I don't feel bad for people that hire hacks to fix their plumbing because they are cheap. If they were thoughtful people they would look at the disparity of rates between plumbers and handy hacks. When seeing this rate difference they should dig deeper, but often don't, and because of that they end up with water damage, mold, a poor installation, much more expense down the road. 

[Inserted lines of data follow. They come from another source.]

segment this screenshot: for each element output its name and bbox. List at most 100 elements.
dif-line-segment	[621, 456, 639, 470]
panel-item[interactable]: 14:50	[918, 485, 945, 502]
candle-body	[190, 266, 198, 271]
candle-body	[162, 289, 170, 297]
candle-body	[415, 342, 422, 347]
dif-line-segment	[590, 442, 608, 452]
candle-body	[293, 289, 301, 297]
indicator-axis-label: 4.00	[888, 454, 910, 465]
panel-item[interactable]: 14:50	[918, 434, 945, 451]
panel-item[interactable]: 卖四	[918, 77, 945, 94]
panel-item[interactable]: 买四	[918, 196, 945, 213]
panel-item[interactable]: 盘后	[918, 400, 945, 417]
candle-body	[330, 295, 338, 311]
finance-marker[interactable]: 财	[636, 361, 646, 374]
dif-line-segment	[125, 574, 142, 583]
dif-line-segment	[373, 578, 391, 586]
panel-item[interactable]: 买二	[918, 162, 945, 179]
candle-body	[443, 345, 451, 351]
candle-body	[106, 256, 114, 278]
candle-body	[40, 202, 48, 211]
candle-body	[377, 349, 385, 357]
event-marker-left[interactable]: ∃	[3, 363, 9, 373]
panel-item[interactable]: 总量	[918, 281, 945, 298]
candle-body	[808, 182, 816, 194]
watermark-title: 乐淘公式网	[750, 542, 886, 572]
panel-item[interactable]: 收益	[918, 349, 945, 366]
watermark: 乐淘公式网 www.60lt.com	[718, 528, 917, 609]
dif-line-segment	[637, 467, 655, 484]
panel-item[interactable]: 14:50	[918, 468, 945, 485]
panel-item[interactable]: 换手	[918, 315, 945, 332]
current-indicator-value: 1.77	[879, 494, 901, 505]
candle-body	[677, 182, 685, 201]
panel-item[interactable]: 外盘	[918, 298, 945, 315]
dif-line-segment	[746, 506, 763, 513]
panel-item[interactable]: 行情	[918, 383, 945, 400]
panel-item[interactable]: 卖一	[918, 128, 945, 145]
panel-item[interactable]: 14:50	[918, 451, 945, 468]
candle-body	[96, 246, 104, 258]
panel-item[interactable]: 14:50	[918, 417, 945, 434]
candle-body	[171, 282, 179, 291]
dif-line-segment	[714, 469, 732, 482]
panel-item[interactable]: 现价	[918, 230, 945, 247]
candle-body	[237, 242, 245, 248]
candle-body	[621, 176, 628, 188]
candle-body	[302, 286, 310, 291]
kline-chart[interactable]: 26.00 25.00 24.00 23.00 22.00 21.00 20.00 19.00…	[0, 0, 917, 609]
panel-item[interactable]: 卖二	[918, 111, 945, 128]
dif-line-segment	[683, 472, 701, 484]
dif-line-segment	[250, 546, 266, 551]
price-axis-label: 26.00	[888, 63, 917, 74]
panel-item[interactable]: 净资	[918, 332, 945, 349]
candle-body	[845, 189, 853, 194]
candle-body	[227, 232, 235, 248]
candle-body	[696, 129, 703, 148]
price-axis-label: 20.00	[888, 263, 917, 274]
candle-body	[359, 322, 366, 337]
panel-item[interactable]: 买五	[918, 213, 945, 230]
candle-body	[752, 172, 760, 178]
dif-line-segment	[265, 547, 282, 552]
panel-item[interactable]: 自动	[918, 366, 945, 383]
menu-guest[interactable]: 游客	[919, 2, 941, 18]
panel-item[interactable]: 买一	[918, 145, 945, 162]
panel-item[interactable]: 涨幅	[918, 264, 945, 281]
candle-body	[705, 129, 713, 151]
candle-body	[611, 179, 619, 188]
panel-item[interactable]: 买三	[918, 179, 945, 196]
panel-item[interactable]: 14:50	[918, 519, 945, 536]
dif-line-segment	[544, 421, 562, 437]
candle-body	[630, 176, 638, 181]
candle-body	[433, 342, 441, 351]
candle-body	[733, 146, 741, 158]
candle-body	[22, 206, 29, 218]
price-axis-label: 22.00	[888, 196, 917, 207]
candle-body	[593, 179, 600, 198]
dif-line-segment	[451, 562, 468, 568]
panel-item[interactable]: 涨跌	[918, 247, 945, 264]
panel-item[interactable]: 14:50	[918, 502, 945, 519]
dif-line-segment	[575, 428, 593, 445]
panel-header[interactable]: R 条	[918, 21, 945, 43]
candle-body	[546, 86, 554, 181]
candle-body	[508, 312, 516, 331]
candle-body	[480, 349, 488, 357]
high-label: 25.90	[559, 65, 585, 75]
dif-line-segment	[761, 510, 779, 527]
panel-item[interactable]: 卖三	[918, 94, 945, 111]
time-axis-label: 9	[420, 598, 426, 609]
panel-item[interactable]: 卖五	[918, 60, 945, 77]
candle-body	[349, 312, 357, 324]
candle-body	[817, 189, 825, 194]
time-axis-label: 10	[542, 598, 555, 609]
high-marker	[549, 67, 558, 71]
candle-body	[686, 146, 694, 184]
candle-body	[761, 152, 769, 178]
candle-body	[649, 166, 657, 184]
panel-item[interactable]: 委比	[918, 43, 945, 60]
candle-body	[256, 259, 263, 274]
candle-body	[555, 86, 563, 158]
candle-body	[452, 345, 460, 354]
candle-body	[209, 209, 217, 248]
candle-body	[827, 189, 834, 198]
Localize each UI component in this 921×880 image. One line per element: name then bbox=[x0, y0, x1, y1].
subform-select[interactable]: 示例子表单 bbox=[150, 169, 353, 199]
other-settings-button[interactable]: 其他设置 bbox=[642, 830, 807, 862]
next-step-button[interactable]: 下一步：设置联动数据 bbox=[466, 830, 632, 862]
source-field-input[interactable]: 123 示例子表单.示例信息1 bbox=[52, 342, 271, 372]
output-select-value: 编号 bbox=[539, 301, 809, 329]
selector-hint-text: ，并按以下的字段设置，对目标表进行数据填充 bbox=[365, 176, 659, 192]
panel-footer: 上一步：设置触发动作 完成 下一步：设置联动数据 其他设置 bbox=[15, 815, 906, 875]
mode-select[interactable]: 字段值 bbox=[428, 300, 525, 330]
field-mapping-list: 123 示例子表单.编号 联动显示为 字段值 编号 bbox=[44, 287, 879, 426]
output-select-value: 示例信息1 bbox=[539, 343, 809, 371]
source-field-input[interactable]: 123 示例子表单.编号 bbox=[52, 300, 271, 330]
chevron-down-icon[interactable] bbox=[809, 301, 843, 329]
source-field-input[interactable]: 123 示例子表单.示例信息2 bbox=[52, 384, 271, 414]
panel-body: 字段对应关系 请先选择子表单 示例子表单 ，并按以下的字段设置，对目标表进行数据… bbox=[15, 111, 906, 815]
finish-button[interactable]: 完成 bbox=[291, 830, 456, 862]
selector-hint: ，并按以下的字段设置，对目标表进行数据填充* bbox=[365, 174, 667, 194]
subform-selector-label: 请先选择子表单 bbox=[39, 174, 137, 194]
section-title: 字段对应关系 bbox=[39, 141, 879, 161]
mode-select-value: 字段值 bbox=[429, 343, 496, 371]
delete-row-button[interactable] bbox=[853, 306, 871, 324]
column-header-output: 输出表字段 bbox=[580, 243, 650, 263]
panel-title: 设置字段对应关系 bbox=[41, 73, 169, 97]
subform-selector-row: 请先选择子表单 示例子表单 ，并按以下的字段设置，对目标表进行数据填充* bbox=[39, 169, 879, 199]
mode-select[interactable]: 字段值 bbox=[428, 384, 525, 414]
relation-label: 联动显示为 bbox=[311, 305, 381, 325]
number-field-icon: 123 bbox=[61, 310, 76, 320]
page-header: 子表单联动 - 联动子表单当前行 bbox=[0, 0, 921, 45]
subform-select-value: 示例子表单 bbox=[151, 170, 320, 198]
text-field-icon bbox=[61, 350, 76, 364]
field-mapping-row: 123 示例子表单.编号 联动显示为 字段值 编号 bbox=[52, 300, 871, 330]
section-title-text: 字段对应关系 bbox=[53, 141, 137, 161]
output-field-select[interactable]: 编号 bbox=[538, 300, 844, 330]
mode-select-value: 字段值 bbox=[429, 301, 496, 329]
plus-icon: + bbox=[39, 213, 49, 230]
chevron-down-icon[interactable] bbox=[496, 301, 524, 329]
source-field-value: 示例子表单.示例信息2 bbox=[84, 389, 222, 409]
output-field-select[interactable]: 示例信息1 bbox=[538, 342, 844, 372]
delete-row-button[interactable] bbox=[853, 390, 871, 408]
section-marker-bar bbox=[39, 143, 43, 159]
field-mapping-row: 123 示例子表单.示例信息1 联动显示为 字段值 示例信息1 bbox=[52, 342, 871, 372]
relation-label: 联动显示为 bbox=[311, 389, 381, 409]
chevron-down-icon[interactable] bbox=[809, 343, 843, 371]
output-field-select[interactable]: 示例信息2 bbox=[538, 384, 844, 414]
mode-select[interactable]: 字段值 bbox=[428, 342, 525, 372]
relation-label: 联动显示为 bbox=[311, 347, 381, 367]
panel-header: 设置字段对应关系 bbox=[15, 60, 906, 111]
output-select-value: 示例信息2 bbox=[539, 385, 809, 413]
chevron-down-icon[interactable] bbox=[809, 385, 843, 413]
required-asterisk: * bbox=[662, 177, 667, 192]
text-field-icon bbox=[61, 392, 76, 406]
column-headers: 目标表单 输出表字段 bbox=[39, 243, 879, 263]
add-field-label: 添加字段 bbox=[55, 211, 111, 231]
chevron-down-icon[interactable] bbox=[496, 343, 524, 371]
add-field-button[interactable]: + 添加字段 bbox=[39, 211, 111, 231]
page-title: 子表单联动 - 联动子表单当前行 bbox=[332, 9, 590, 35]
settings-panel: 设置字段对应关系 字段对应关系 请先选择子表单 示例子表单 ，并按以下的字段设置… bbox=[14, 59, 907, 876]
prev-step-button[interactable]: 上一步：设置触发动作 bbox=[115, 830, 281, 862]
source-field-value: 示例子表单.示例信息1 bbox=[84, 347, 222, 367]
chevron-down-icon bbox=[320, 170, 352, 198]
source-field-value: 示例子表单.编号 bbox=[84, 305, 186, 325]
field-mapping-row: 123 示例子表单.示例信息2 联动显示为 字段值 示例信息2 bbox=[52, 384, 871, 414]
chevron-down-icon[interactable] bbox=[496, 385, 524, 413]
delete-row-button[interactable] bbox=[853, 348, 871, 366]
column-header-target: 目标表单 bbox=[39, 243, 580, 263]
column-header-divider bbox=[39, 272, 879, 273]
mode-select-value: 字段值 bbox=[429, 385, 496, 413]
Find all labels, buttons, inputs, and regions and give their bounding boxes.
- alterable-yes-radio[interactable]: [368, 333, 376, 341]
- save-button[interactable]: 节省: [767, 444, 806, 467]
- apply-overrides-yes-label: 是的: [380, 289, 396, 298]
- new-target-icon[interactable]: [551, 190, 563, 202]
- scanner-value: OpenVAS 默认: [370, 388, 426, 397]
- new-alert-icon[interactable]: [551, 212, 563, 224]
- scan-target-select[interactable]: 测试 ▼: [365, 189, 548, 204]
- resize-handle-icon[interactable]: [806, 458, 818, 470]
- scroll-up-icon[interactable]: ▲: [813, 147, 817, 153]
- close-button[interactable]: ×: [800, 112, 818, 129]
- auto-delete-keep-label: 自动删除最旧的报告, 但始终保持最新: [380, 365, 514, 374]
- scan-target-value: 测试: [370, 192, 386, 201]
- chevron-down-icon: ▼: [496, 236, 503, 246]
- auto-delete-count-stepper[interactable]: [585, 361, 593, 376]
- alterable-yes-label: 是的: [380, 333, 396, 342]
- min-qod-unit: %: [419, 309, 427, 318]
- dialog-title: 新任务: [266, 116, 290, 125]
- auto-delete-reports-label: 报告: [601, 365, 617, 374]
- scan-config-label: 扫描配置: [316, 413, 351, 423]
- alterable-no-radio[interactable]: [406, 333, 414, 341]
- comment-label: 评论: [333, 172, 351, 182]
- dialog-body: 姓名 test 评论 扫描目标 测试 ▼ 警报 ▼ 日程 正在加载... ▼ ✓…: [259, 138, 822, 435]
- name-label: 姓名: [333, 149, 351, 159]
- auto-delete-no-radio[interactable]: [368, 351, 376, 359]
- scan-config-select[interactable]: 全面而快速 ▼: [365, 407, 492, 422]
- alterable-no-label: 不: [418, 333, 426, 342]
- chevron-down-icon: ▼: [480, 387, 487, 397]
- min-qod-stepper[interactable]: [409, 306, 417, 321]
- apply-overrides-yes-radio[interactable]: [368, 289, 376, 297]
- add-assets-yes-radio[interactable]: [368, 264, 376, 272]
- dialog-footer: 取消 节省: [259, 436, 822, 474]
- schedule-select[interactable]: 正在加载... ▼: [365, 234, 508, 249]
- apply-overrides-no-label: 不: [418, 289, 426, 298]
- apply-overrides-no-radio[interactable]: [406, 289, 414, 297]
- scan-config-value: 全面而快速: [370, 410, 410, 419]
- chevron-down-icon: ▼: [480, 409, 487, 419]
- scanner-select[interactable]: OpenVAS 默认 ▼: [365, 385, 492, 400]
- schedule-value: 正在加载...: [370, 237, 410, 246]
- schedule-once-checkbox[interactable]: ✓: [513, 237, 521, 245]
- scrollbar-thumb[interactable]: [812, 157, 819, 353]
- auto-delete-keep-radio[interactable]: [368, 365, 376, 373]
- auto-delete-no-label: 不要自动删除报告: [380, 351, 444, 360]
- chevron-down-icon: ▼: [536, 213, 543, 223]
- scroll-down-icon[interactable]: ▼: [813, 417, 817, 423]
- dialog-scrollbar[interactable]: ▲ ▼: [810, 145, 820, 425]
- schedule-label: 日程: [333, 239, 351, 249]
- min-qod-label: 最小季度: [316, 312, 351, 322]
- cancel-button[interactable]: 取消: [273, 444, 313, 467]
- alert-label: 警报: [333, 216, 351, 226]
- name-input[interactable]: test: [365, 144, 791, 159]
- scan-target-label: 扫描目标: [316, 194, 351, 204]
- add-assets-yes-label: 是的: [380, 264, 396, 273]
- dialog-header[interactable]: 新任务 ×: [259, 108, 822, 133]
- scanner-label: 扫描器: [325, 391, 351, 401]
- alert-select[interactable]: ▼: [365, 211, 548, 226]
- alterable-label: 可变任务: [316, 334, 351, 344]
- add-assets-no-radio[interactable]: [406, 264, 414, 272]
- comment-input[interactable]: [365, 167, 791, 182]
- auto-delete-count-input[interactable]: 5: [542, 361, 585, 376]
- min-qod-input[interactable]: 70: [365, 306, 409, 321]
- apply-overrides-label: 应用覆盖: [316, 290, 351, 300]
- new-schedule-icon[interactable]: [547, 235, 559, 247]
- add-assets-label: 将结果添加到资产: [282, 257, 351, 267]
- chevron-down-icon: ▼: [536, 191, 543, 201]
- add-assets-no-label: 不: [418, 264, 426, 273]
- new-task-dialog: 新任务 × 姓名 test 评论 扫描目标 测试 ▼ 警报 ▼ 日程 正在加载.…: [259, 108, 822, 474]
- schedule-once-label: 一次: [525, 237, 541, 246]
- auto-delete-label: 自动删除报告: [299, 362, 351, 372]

I went on a call yesterday morning to fix a leak in CPVC. After the leak fix, the guy wanted me to come look at his bathroom. He was not pleased with the results of his recently remodeled bathroom. He asked what could be done. I said well rip it out and start over pretty much. The guy that did it will not come back to fix anything wrong. I said not to hire non plumbers to do plumbing and you could have avoided this. "Oh, so and so said he was a plumber".
Then he gets my bill, "you charge alot more than so and so"
:laughing:


----------



## scottyk52 (Jan 29, 2011)

Customers calling on a Sunday should know they will be paying a premium. Would they be going to their job on a Sunday for regular pay?? Highly doubt it!! i would charge hourly from the time i started getting prepared for the job. Don't forget the higher mark-up in materials too!! Supply houses are closed on Sundays so you should be able to charge a premium for having the parts on hand. The simple law of supply and demand. For us it all depends on the customer. If it is one of our contractors or a regular customer we wouldn't charge as much as a random caller.


----------



## vinpadalino (Aug 27, 2010)

I guess I'm learning new things being is biz. I found it's very expensive to own your own biz. 
I know my last company got in trouble with BBB. They basically had to tell so and so how they got there #'s with the bill, The company's name was put on a list, I think.


----------



## ckoch407 (Sep 30, 2009)

I charge the same for service 24/7/365. Its a flat rate. There is a service fee on every call just for showing up. Usually $39.00 - $49.00. for after hours and holidays its $99.00 - $149.00. They feel much better only paying the higher callout fee knowing everything else is the same. Simple and less intimidating without all the buts and ifs.


----------



## breid1903 (Feb 8, 2009)

the 3 am lady is the only person recently that has asked about the price. i was already there and done. i don't remember anyone that complained about price. the question is will you come out now? or some variation. breid........:rockon:


----------



## Richard Hilliard (Apr 10, 2010)

*I went on a job Sunday @10:30PM*

Keep in mind 35 dollars or 1000 dollars when promises are not kept the customer has over paid. When the task is not repaired the customer has overpaid. Once you realize that you are worth the dollars then the customer will know you are worth the dollars. I do not care what anyone charges it does not matter to me. What I charge is what really matters to me. Communication will get you what you need.

Zig Ziglar said if you help enough people get what they want you will get what you need. You must charge what you need to cover your expenses and profit that is required to keep your doors open and make a living.


----------